You should only do this if you've profiled and determined that latency caused by the browser queuing up the downloads is a major factor in the performance of your site. If the static resources load in a few miliseconds, but the HTML itself takes 3 seconds to download after the server has to hit the database ... then improving those few ms won't do much.

Joel Martinez
+1: Agreed, sounds like premature optimization.
OMG Ponies
I have already identified that downloading my static resources is a bottleneck. That said, what solution do you advice and why ?
fabien7474
@OMG Ponies : This is really not premature optimization ! First, if I do optimization, this is because I have already identified a need for that. Second, take a look at this article (http://www.yuiblog.com/blog/2006/11/28/performance-research-part-1/) and you will learn that the first step for optimizing is to reduce HTTP requests because 40% of your users are first-users and do not use browser cache. Therefore, you should deal first with your static content that can be optimized and bundled
fabien7474
+1  A: 

Solution one is the better solution. If you haven't already, you should consult the YSlow performance guide, as it will talk about this in greater depth.

Generally a browser will load page resources in a parallel fashion. However, the browser will limit the number of requests to a specific domain, so if all your resources are on that domain, some of them will block until a previous parallel request finishes. Splitting your resources to different domains facilitates this particular bottleneck, as you can have multiple requests going to images.yourdomain.com and flash.yourdomain.com at the same time. Building your application to utilize this style of resource separation from the start can be a benefit later, even if you serve them all from a single server initially.

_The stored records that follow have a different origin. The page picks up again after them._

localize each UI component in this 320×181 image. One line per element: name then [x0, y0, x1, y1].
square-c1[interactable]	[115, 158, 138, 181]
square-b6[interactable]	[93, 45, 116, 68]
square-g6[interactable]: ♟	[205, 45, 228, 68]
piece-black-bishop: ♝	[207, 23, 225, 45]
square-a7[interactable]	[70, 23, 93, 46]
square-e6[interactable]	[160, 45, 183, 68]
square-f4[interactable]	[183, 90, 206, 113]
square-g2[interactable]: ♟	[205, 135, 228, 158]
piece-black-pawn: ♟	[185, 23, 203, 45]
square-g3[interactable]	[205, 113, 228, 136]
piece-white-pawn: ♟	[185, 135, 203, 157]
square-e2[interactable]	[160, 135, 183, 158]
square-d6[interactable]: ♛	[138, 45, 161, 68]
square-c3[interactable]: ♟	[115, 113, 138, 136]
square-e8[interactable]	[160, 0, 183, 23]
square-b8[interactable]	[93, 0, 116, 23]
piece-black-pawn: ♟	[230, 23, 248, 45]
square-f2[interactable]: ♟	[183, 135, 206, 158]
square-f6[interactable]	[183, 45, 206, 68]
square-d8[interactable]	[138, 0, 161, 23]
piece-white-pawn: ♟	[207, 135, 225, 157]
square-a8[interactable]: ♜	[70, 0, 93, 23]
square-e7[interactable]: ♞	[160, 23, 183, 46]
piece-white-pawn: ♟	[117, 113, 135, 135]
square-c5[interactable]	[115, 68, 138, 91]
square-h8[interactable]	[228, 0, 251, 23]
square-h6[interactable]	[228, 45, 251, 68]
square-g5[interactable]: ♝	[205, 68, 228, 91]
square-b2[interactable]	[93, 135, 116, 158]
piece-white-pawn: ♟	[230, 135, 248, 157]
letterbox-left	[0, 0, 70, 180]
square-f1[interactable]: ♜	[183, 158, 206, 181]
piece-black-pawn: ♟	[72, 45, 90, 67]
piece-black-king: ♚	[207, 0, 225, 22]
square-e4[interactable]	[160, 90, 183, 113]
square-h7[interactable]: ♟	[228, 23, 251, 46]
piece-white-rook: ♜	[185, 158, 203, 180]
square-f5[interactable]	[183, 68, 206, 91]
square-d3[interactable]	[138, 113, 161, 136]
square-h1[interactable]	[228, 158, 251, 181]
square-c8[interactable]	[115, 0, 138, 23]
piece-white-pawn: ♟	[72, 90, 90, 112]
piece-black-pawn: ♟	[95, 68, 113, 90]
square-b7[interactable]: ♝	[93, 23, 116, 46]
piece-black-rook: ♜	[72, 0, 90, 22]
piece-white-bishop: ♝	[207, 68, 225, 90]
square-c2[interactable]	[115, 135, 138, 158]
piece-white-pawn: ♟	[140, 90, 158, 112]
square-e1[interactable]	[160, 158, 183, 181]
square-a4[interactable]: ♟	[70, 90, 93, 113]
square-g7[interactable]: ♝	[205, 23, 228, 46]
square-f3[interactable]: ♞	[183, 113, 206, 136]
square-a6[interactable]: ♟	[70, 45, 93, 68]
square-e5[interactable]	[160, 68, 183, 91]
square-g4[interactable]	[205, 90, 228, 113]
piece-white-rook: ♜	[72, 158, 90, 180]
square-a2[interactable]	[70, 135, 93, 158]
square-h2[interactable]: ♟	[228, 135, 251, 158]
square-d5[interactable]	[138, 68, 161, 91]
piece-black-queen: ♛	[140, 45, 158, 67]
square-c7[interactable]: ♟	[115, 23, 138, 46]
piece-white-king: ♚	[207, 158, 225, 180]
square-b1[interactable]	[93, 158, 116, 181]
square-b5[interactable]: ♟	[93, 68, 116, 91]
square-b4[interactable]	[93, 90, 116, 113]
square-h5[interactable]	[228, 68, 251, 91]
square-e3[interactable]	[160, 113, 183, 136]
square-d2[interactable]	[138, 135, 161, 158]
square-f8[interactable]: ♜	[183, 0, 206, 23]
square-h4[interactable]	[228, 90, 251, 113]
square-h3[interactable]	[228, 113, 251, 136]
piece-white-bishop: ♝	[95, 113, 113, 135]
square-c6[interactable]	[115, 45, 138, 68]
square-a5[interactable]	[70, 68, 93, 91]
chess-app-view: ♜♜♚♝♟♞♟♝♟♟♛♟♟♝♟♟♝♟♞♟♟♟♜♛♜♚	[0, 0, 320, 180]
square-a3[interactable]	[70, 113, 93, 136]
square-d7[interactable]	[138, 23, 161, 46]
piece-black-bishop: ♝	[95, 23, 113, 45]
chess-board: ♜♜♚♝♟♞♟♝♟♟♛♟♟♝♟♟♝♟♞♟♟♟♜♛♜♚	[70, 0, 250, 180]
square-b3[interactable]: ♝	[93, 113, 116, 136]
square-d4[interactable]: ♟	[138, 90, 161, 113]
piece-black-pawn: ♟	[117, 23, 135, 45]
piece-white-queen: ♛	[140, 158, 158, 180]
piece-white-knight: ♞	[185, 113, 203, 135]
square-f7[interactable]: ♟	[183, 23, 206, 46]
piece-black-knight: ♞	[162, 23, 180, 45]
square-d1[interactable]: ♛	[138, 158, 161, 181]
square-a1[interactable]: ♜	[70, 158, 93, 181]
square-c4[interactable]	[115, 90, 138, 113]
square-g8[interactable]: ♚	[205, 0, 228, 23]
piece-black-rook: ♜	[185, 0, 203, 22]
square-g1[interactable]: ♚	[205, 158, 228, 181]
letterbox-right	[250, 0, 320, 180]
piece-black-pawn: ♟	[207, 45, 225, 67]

You can implement all of Solution 2 as part of Solution 1, ie. have caching on your multiple domains. Generally it's cheaper to start with #2, as you can continue to serve from your existing servers, but have them configured for caching.

Once the big traffic starts you hit and you really want to optimize performance, splitting out your domains can make a difference.

zombat
A: 

It depends on how many resources your page/pages require. Remember browsers can only make a limited number of connections from a single server at a time. For IE 8 this is 2 at a time. If you have 40 resources you can only retrieve them 2 at a time. Spreading your resources out amoung multiple subdomains can greatly increase the speed of page loads on your site.

You can setup a number of CNAME records in your DNS all pointing back to the same physical server and greatly increase the speed of resource loading.

Also check out Google PageSpeed for additional ideas on speeding up your page loads.

Jeffrey Hines
Hi Jeffrey. I am not sure that increasing the number of CNAME will always speed up your page speed. Actually, from what I have read, a minimum of 2 domain names is required up to 4 domaine names. After you get significant performance dropdowns. See this article for more details : http://www.yuiblog.com/blog/2007/04/11/performance-research-part-4/
fabien7474
+1  A: 

If you're not already using it, I'd take a look at the ui-performance grails plugin. It implements many best practices around caching, minifing, and compressing things right out of the box.

As other posters have noted, I'd make sure that you know where your bottleneck is before doing anything too drastic.